When visiting Europe, Americans are astonished by how small everything is. Apartments are no more than walk-in closets. Automobiles resemble toy cars zipping though perplexing traffic patterns. Meals go on forever, with miniscule portions and no choice of salad dressing. When visiting Asia, Americans are bombarded with colorful visual impressions, strong smells and closer contact with their fellow human beings than they had ever imagined possible. How do design preferences vary across the various continents and how do they reflect the values of various locations? Once we know these patterns, how can we optimize design for the various creative economies?

A country's evolution and in particular, their industrial revolution has shaped their population's norm for what is truly valued. In this instance, designers act as curators, observing objects and people's behaviors, sensing the beliefs and attitudes of a culture.

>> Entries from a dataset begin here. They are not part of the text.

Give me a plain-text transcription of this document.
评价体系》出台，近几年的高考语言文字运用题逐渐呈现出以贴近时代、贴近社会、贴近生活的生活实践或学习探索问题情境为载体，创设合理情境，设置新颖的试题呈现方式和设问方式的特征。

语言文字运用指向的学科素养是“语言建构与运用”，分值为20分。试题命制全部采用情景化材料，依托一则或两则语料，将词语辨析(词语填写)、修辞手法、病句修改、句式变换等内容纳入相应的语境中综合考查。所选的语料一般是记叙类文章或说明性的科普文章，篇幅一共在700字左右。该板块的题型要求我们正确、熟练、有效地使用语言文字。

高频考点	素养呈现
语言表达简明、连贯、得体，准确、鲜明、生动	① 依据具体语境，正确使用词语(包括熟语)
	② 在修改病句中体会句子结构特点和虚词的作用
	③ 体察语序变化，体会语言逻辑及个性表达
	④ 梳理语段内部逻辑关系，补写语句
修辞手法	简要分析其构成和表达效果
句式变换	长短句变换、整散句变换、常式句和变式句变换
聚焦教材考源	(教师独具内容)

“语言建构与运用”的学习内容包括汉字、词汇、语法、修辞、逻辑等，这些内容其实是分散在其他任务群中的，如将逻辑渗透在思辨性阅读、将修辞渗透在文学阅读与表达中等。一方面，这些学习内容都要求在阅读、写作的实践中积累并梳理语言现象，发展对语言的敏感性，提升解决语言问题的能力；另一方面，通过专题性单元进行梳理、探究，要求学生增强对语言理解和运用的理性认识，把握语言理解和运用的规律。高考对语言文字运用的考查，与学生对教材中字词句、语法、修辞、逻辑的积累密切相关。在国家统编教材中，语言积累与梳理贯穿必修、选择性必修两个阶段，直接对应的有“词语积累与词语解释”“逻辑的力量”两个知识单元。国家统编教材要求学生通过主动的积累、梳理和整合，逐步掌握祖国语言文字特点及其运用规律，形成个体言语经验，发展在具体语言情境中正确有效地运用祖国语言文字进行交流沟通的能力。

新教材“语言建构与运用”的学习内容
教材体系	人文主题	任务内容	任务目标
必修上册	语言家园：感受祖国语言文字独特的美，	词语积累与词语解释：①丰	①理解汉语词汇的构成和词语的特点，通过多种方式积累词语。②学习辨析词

Design professionals across the globe regularly enter contests and also give out design awards to showcase what their particular culture's answer is to good design. As an accepted measurement in the field of marketing, these awards are considered the best approximation to design performance metrics that we have. Examining the content of selection criteria for industrial design awards worldwide reveals how preferences shift from culture to culture.

Western cultures favor performance while Asian cultures have a strong emphasis on philosophy and the product in the context of the public's fundamental needs, such as education. American culture places a strong emphasis on innovation while Europeans instead treasure functionality. Surprisingly, functionality is relatively unimportant to the Chinese and China gives little importance to the design process. While Japan and Australia, to a large extent, mimic American preferences.

What does all this mean to design practitioners? With Americans seeking novelty, Europeans practicality and Asians seeking a fit with their cultural philosophy, all see the designers' primary responsibility as that of expressing their unique preferences. To successfully accomplish this, design teams need to internalize culturally implicit values and then prioritize and translate them into visual cues. American cues say dream, European cues say purpose and Asian cues say cultural fit. Functionality is communicated in Danish design through minimalism and longevity, German design is communicated by emphasizing efficiency and reliability, French design, by relaying the rethinking of functionality and Italian design calls for enjoyment of the product. By understanding these differences, designers can tailor their designs to local interpretations of these values. Despite the world getting smaller, many people still tend to live and stay close to where they were born and to a large extent, their preferences are formed by the context in which they live. So, to connect with your users it will be essential to understand and respect what they value in life.